False negatives by otutab
If only a few OTUs are missing, say one or two, then this may be due to (E2), i.e. a problem with the otutab command. It uses heuristics to optimize speed, and in rare cases it may fail to find a match between a query sequence and an OTU sequence. You can check this by generating an OTU table using missing.fa instead of otus.fa. If you now get non-zero counts for the missing OTUs, then one possible explanation is false negatives. It may also be due to offsets or strand duplicates as discussed below. If the problem is due to search heuristics, then you should be able to fix the problem by setting the -maxrejects option of otutab to a higher value, say -maxrejects 1000.

Tight OTUs
Another cause of (E1) is tight OTUs, i.e. OTUs that have >97% identity. This applies only to cluster_otus, not to denoising (unoise3).
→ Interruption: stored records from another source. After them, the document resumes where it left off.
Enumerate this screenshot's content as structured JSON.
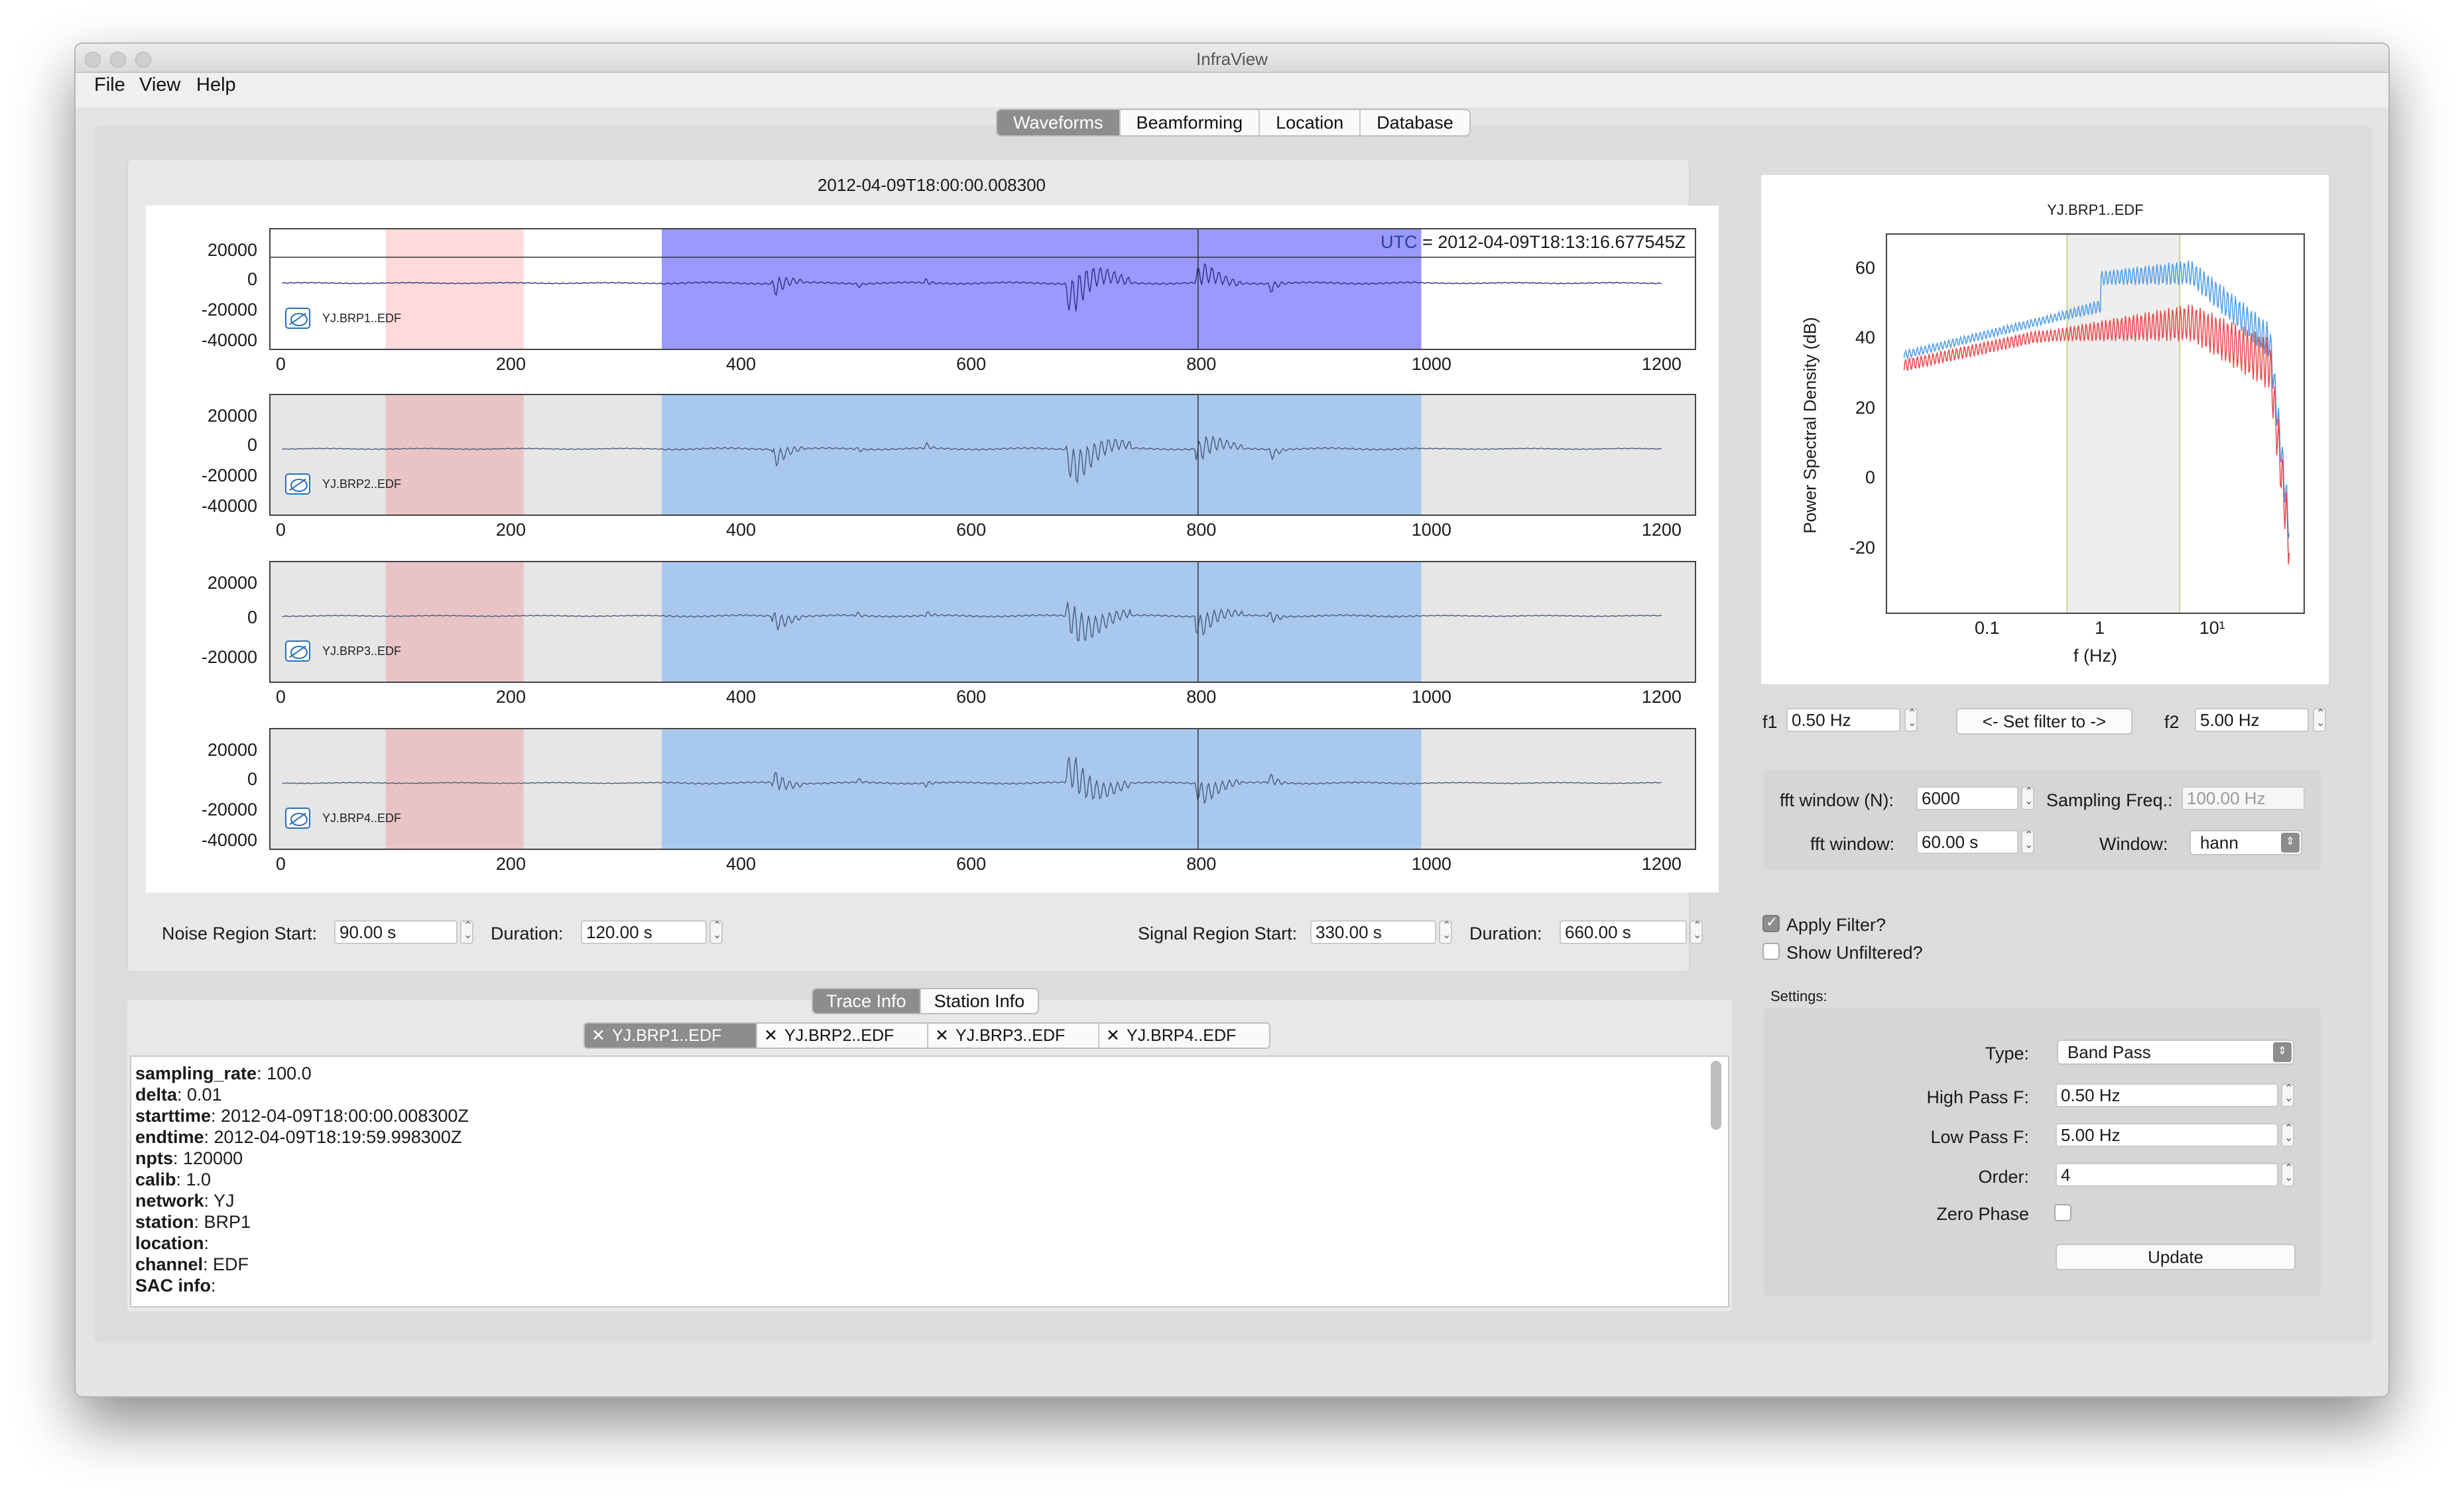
{
  "window": {
    "title": "InfraView"
  },
  "menu": {
    "file": "File",
    "view": "View",
    "help": "Help"
  },
  "main_tabs": [
    "Waveforms",
    "Beamforming",
    "Location",
    "Database"
  ],
  "waveform": {
    "title": "2012-04-09T18:00:00.008300",
    "utc_prefix": "UTC",
    "utc_value": "= 2012-04-09T18:13:16.677545Z",
    "x_ticks": [
      "0",
      "200",
      "400",
      "600",
      "800",
      "1000",
      "1200"
    ],
    "x_range": [
      -10,
      1230
    ],
    "noise_region": [
      90,
      210
    ],
    "signal_region": [
      330,
      990
    ],
    "cursor_time": 796,
    "traces": [
      {
        "label": "YJ.BRP1..EDF",
        "y_ticks": [
          "20000",
          "0",
          "-20000",
          "-40000"
        ]
      },
      {
        "label": "YJ.BRP2..EDF",
        "y_ticks": [
          "20000",
          "0",
          "-20000",
          "-40000"
        ]
      },
      {
        "label": "YJ.BRP3..EDF",
        "y_ticks": [
          "20000",
          "0",
          "-20000"
        ]
      },
      {
        "label": "YJ.BRP4..EDF",
        "y_ticks": [
          "20000",
          "0",
          "-20000",
          "-40000"
        ]
      }
    ],
    "colors": {
      "selected_signal": "#9999ff",
      "signal": "#a9c8ee",
      "noise": "#ffdada",
      "noise_dim": "#e8c4c6",
      "trace_bg": "#e6e6e6",
      "trace_line": "#4a5a78"
    }
  },
  "regions": {
    "noise_start_label": "Noise Region Start:",
    "noise_start_value": "90.00 s",
    "noise_duration_label": "Duration:",
    "noise_duration_value": "120.00 s",
    "signal_start_label": "Signal Region Start:",
    "signal_start_value": "330.00 s",
    "signal_duration_label": "Duration:",
    "signal_duration_value": "660.00 s"
  },
  "info_tabs": [
    "Trace Info",
    "Station Info"
  ],
  "trace_tabs": [
    "YJ.BRP1..EDF",
    "YJ.BRP2..EDF",
    "YJ.BRP3..EDF",
    "YJ.BRP4..EDF"
  ],
  "trace_info": [
    {
      "key": "sampling_rate",
      "value": ": 100.0"
    },
    {
      "key": "delta",
      "value": ": 0.01"
    },
    {
      "key": "starttime",
      "value": ": 2012-04-09T18:00:00.008300Z"
    },
    {
      "key": "endtime",
      "value": ": 2012-04-09T18:19:59.998300Z"
    },
    {
      "key": "npts",
      "value": ": 120000"
    },
    {
      "key": "calib",
      "value": ": 1.0"
    },
    {
      "key": "network",
      "value": ": YJ"
    },
    {
      "key": "station",
      "value": ": BRP1"
    },
    {
      "key": "location",
      "value": ":"
    },
    {
      "key": "channel",
      "value": ": EDF"
    },
    {
      "key": "SAC info",
      "value": ":"
    }
  ],
  "psd": {
    "title": "YJ.BRP1..EDF",
    "ylabel": "Power Spectral Density (dB)",
    "xlabel": "f (Hz)",
    "y_ticks": [
      "60",
      "40",
      "20",
      "0",
      "-20"
    ],
    "x_ticks": [
      "0.1",
      "1",
      "10¹"
    ],
    "ylim": [
      -38,
      70
    ],
    "xlim_log10": [
      -1.9,
      1.8
    ],
    "filter_band": [
      0.5,
      5.0
    ],
    "colors": {
      "signal": "#4d9be8",
      "noise": "#e8474a",
      "band": "#eeeeee"
    }
  },
  "filter_controls": {
    "f1_label": "f1",
    "f1_value": "0.50 Hz",
    "set_button": "<- Set filter to ->",
    "f2_label": "f2",
    "f2_value": "5.00 Hz"
  },
  "fft": {
    "window_n_label": "fft window (N):",
    "window_n_value": "6000",
    "sampling_label": "Sampling Freq.:",
    "sampling_value": "100.00 Hz",
    "window_s_label": "fft window:",
    "window_s_value": "60.00 s",
    "window_label": "Window:",
    "window_value": "hann"
  },
  "filter": {
    "apply_label": "Apply Filter?",
    "show_unfiltered_label": "Show Unfiltered?",
    "settings_label": "Settings:",
    "type_label": "Type:",
    "type_value": "Band Pass",
    "highpass_label": "High Pass F:",
    "highpass_value": "0.50 Hz",
    "lowpass_label": "Low Pass F:",
    "lowpass_value": "5.00 Hz",
    "order_label": "Order:",
    "order_value": "4",
    "zero_phase_label": "Zero Phase",
    "update_button": "Update"
  }
}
See tight OTUs for how to identify this problem.

Check your pipeline
You can't use the same FASTA file as input to OTU clustering (cluster_otus or unoise3) and to otutab because otutab requires sample labels in the sequence labels, so a given unique sequence usually appears many times, while the input to OTU clustering requires exactly one copy of each unique sequence with a size annotation. This adds a complication to the analysis pipeline which could be prone to mistakes, so if none of the above checks identified the problem, then you should make sure that the set of sequences used as input to otutab has all the sequences used to make the OTU sequences. In fact, the input to otutab should generally contain more sequences because I usually recommend using unfitered reads, including singletons, to make the OTU table, while the OTU sequences should be generated from filtered reads with singletons discarded.